Die Ungleichheit auf der Welt nimmt stetig zu. Weil neben der Politik speziell Wirtschaft und Handel für diese Entwicklung zuständig sind, werden letztere in der Ausstellung "UN/FAIR TRADE" zum Thema gemacht. Was allerdings nicht im Sinne eines Fortschreibens der gängigen Globalisierungskritik passiert: "UN/FAIR TRADE" versucht stattdessen den Blick auf den gerechten Handel und noch grundlegender: auf den gerechten Tausch zu richten. Beide werden deshalb aus verschiedensten Perspektiven beleuchtet und als das präsentiert, was sie zunehmend tatsächlich sind: Das bisher bloß ökonomische Mega-Thema, um das sich Diskurse, alternative wirtschaftliche Praktiken und Proteste drehen, wird in ein soziologisches Thema zurückverwandelt, mit Unterstützung der sozial relevanten Kunst.

Um das eindrucksvoll zu verdeutlichen werden Kunst und Wissenschaft ineinander verschränkt. Projektionen faktenorientierter WebSites begleiten und umrahmen Rauminstallationen, dokumentarisches Material und ausgewählte einzelne Exponate, die ihrerseits in vielfältiger Weise um das Thema "gerechter Tausch" kreisen. Insgesamt entsteht so ein Newsroom gleiches Szenario, das dichte Bilder eines anderen Wirtschaftens liefert.

Die Auswahl der künstlerischen Werke, die diesen Newsroom bilden, bezieht sich dabei auf folgende drei Bereiche:

1. auf die Voraussetzungen des un/gerechten Tausches, 2. auf den un/gerechten Tausch selbst, sowie 3. auf die Wirkungen des un/gerechten Tausches.

Schwerpunkt ist natürlich der un/gerechte Tausch selbst.

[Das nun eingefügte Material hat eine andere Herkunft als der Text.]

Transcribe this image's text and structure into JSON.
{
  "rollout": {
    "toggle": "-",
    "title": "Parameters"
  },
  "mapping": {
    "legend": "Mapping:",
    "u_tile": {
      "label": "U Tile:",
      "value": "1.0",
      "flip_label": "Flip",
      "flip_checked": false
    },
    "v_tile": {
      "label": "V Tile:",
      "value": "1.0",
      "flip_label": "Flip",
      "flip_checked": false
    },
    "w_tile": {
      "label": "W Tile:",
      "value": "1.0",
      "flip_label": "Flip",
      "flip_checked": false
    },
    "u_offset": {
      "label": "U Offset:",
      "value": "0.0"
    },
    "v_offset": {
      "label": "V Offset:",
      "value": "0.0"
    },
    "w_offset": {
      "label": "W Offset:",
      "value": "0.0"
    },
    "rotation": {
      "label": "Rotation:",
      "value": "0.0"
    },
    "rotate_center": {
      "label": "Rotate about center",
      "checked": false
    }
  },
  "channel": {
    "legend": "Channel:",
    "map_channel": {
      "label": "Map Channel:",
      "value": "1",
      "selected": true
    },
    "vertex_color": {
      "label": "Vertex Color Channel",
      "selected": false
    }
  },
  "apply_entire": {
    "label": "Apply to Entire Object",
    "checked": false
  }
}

Die Methoden und Praktiken, mit denen die Kunst das Thema "un/gerechter Tausch" umkreist, sind vielfältig. Einerseits gibt es diverse dokumentarische Annäherungen in Fotografie, Film, Video, in Text und Bild. Zweitens gibt es metahistorische und metaphorische Annäherungen, die mit Objekten und in raumgreifenden Installationen und multiplen Projektionen eine Gedanken- und Gefühlskette zum Thema initiieren. Drittens gibt es eine symbolische und assoziative Annäherung, die eine phantasievolle Brücke zwischen subjektiver Erfahrung des Betrachters und ausgebreitetem künstlerischen Material zum Thema verlangt. Alle drei Methoden sollen Einsichten provozieren, zum Nachdenken anregen und Informationen vorstellen. Es werden aktuelle vorhandene Werke von ungefähr 80 KünstlerInnen aus allen Kontinenten vorgestellt.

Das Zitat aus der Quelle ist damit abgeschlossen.